The risk of glaucoma—a condition that can result in partial or total eyesight loss—was lower in people who drank hot tea every day, according to a study published in the British Journal of Ophthalmology.
Researchers evaluated the association between consumption of coffee, tea, or soft drinks and glaucoma in the participants of the 2005–06 National Health and Nutrition Examination Survey (NHANES). Among those who consumed at least one cup of hot tea per day, the odds of having glaucoma were 74 percent lower than those of non-tea drinkers, according to the study.
Some past research has found that coffee drinkers have a higher risk of glaucoma, while other research has shown the opposite, Dr. Anne Coleman, lead researcher and director of the UCLA Mobile Eye Clinic, said in an article in Consumer Reports.
“In this recent study, however, there were no links observed between coffee consumption and glaucoma.

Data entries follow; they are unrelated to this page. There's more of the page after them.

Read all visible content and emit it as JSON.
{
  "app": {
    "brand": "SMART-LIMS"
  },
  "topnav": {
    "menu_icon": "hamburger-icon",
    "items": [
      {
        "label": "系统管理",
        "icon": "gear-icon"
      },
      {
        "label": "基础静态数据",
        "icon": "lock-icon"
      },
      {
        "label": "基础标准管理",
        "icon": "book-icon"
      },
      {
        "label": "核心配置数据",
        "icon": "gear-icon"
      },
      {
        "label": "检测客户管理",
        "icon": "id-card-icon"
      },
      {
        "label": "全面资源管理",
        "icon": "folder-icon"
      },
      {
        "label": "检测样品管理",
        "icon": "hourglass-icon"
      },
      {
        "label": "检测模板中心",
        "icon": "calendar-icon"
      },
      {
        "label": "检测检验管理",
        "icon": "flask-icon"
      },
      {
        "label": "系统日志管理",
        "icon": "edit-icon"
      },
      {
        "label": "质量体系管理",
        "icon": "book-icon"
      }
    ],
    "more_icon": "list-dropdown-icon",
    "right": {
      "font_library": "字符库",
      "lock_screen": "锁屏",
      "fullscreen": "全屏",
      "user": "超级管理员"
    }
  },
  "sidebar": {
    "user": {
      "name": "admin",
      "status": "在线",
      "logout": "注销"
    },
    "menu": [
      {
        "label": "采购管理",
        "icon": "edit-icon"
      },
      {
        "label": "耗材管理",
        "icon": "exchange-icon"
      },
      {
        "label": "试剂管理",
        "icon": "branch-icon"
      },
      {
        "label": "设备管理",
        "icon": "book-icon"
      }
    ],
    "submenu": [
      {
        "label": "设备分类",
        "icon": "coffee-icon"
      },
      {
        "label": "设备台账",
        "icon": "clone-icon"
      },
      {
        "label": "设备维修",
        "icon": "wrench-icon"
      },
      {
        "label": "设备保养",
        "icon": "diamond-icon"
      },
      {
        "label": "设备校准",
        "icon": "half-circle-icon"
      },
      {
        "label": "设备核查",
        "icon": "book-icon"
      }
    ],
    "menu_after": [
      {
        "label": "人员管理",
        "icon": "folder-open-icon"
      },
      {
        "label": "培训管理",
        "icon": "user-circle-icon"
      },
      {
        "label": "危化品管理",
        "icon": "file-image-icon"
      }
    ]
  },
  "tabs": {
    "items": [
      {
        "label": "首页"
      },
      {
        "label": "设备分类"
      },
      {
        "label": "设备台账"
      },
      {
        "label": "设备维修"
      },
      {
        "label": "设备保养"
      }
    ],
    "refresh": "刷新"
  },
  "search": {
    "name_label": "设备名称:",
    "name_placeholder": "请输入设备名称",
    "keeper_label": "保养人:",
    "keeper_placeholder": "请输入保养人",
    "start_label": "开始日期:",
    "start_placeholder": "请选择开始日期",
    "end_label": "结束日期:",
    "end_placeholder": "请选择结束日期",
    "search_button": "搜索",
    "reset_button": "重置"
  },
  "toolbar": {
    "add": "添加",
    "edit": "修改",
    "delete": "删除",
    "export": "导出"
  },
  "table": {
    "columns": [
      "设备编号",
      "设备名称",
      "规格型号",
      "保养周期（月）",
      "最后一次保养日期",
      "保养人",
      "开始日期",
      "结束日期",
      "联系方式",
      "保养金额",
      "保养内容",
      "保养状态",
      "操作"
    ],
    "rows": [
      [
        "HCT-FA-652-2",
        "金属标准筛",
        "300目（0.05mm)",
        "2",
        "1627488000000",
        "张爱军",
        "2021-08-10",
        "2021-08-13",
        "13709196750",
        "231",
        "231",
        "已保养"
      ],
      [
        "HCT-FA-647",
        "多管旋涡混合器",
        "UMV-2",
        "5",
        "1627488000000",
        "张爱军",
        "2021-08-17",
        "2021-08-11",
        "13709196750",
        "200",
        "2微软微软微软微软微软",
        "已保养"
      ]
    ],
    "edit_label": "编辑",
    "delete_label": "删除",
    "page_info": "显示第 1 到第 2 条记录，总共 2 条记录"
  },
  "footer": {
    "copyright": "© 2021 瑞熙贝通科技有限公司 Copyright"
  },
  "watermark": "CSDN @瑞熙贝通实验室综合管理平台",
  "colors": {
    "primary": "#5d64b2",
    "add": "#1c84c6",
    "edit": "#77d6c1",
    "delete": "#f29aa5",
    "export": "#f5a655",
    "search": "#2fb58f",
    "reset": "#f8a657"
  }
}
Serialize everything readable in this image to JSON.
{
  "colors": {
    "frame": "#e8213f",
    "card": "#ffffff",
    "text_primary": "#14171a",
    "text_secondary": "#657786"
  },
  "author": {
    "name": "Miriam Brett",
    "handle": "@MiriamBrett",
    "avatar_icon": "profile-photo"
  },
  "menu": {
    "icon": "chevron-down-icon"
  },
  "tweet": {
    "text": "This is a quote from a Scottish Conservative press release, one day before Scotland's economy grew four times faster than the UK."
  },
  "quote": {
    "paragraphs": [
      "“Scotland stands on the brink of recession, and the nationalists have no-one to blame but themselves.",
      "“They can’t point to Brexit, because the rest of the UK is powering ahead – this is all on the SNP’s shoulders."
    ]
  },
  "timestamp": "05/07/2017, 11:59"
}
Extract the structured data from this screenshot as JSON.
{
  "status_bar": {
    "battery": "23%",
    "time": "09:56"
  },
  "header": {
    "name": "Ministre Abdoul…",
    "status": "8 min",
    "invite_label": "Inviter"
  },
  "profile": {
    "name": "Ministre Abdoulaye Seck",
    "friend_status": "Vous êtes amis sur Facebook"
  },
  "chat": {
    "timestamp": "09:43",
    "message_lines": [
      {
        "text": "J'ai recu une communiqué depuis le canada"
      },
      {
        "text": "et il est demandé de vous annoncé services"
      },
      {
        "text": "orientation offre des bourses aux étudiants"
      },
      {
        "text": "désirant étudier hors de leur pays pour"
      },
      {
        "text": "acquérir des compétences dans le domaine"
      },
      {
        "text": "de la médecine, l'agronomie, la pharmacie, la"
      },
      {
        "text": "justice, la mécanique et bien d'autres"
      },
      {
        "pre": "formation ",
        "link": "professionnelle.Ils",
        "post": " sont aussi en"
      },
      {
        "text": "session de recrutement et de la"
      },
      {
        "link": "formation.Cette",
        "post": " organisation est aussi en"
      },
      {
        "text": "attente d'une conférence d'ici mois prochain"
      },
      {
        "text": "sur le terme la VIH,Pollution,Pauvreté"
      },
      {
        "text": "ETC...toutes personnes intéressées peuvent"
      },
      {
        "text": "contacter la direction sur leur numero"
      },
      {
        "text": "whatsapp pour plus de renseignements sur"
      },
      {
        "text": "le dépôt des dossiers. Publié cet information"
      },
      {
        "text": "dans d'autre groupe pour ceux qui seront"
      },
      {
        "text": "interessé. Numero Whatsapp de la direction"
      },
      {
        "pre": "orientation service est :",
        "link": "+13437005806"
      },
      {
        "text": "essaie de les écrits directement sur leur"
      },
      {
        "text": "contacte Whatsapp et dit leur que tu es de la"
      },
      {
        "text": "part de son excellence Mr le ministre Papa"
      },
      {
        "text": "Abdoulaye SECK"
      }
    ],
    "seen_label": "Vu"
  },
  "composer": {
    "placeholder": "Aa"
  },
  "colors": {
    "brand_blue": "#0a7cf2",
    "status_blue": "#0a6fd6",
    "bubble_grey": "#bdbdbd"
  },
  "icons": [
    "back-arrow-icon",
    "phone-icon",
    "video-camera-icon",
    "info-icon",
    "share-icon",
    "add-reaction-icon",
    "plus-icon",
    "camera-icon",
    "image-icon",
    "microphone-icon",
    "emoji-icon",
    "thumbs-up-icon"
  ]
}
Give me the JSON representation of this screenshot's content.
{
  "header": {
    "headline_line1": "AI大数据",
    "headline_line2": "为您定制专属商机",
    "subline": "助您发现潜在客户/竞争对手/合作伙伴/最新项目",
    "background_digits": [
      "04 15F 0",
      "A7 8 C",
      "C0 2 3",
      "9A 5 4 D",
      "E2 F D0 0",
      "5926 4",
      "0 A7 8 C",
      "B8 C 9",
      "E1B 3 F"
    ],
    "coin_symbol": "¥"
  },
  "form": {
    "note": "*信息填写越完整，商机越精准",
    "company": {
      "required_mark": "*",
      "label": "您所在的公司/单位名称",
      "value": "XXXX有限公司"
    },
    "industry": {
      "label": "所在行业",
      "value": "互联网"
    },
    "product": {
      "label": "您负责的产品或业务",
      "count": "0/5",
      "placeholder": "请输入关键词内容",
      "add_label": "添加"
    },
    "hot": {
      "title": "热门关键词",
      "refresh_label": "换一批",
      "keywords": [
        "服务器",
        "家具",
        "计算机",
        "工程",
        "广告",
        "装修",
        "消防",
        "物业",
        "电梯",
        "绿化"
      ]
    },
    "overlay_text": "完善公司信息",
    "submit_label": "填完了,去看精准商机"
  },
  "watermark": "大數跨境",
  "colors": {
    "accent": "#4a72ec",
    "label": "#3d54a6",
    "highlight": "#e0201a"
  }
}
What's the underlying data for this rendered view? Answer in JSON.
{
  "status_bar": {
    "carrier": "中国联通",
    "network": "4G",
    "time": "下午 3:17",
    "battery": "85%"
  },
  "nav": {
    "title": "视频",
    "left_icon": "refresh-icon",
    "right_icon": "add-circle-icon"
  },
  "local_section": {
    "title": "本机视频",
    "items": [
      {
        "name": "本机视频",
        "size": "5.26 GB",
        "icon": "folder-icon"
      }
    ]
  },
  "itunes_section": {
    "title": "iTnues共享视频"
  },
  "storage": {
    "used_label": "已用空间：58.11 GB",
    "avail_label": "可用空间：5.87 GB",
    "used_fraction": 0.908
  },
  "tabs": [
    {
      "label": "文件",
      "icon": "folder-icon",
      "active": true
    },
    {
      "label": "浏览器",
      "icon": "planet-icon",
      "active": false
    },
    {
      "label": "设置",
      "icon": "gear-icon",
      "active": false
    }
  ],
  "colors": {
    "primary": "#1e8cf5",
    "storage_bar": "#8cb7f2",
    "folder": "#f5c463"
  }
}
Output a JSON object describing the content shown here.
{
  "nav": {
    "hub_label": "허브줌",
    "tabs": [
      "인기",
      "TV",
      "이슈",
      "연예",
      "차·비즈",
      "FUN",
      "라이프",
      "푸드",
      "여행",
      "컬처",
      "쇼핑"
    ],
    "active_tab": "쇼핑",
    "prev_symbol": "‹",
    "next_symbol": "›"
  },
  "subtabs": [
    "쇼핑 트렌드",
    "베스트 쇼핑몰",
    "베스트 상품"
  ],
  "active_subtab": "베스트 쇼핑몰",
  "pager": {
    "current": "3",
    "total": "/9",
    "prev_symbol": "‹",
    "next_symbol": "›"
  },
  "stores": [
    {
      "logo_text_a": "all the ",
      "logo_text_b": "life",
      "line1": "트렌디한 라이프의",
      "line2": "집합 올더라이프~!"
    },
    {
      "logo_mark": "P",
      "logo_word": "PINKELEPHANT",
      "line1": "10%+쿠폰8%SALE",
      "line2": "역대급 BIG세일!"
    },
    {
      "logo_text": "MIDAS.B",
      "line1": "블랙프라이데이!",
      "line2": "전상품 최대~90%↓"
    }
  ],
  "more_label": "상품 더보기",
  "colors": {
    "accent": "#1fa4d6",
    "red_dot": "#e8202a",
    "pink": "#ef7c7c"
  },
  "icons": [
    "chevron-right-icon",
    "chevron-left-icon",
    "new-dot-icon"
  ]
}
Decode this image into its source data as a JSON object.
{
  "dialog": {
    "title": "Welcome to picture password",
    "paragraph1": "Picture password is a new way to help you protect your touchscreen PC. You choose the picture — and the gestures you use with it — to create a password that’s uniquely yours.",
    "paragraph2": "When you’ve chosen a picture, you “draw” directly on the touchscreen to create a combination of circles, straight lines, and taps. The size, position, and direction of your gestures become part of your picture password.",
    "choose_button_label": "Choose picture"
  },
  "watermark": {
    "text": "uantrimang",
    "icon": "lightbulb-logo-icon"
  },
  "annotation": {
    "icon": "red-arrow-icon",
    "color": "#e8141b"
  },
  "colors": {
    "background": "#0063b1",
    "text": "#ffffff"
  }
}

Hot tea, however, was found to have a potential benefit. (Iced tea, decaffeinated iced tea and any kind of soda appeared to have no connection to changing one’s glaucoma risk.),” according to the article.
While the study shows an association between tea drinking and lower glaucoma risk, it does not prove that tea is preventive against the disease.
“There may be other lifestyle factors with these daily tea drinkers that we’re not accounting for here,” Coleman told Consumer Reports.
The researchers said they chose the 2005–06 survey because that year 1,678 participants agreed to share full eye test results.
Glaucoma, a disease of the eye’s optic nerve, affects about 3 million Americans and is a leading cause of blindness, according to the National Eye Institute. In 2010 alone, 1.9 percent of the North American population age 40 and older was diagnosed with some form of glaucoma.